13 juin 2018

Sur le vif

A propos de la Loi sur la protection des données personnelles, le Conseil constitutionnel estime que les demandes du Régulateur de "mise en conformité" ne sont pas des sanctions

par Marie-Anne Frison-Roche

La France comme Etat-membre de l'Union européenne devait transposer le Règlement de l'Union européenne sur la protection des personnes sur l'usage fait des données qui les concernent et sur la circulation de celles-ci, désormais célèbre sur le seul sigle "RGPD".

Le gouvernement français avait décidé de profiter de cette transposition pour d'une part ne pas effacer la Loi de 1978, puisque l'esprit de celle-ci n'est en rien remis en cause par le Règlement communautaire lequel reprend au contraire ce qui anima cette loi fondatrice à savoir le besoin de protection des personnes sans pour autant bloquer le progrès technique et le déploiement économique, et d'autre part accroître le dispositif communautaire dans ce double sens de protection de la personne et de libre circulation et disposition des données comme matériau pour construire de nouveaux produits, de nouvelles entreprises, de nouveaux marchés. Le monde digital a pour pavés les données et il n'est pas question de l'enterrer.

Le Conseil constitutionnel dans la décision de contrôle de la loi adoptée, décision a priori adoptée avant la promulgation de la loi, décision du 12 juin 2018, Loi sur la protection des données, a donc l'occasion de rappeler des règles générales, notamment quant à l'ampleur du contrôle constitutionnel sur des lois de transposition, mais encore de revenir sur le pouvoir du Régulateur, au niveau français la CNIL.
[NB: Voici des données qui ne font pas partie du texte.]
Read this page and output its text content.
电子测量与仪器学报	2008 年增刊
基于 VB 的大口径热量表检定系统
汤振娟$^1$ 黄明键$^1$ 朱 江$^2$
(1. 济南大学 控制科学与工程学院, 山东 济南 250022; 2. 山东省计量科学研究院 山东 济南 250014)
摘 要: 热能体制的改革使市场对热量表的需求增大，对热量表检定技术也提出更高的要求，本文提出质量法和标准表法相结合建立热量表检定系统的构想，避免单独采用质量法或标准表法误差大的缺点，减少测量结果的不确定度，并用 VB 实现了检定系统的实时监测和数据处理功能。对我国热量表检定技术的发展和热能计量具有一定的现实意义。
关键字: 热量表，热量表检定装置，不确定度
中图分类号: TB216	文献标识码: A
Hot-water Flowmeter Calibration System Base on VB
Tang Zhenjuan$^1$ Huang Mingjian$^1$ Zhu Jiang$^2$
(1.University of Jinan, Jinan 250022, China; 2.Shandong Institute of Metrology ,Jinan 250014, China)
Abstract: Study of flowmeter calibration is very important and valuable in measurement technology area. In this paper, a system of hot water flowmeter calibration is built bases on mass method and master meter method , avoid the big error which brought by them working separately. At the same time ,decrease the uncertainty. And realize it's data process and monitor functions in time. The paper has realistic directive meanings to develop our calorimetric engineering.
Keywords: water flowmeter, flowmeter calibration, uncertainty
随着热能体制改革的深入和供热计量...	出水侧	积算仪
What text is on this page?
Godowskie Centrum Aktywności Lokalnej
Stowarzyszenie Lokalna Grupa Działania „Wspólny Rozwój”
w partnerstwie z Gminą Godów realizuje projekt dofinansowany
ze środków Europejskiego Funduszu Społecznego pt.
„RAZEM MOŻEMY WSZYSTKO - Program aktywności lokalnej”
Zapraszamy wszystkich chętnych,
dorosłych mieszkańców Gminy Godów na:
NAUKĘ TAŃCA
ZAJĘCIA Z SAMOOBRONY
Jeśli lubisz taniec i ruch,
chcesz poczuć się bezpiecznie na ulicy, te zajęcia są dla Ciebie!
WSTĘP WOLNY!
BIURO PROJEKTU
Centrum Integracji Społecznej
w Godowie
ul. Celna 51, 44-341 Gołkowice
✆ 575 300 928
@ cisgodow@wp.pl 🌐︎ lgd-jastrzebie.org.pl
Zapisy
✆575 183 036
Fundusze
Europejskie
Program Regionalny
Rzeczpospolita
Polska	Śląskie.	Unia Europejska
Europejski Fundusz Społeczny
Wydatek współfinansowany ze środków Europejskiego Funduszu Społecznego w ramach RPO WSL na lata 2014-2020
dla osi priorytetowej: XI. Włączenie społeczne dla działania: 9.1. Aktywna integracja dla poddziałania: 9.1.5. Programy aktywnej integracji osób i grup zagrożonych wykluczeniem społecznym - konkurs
Le Parlement a profité de l'exercice de transposition pour accroître les pouvoirs de celle-ci, ce qui est contesté devant le Conseil constitutionnel. Les reproches étaient parfois de simples vétilles. Ainsi le texte a un peu accru le pouvoir d'être consulté et les requérants trouvaient l'extension imprécise, mais cela fût rejeté. 

Plus sérieusement au regard du principe de l'impartialité objective, les requérants se souciaient du fait que les personnes du service des sanctions demeurent sous l'autorité du président de la CNIL, mais le Conseil a estimé que le dispositif était constitutionnel, puisque "seuls parmi les agents de la Commission nationale de l'informatique et des libertés peuvent être présents au cours des délibérés de sa formation restreinte ceux chargés de la tenue de la séance. La circonstance que ces agents sont placés sous l'autorité du président de cette commission ne méconnaît pas le principe d'impartialité". Peut-être que l'argument de l'efficacité et de la simplicité l'ont-ils emporté.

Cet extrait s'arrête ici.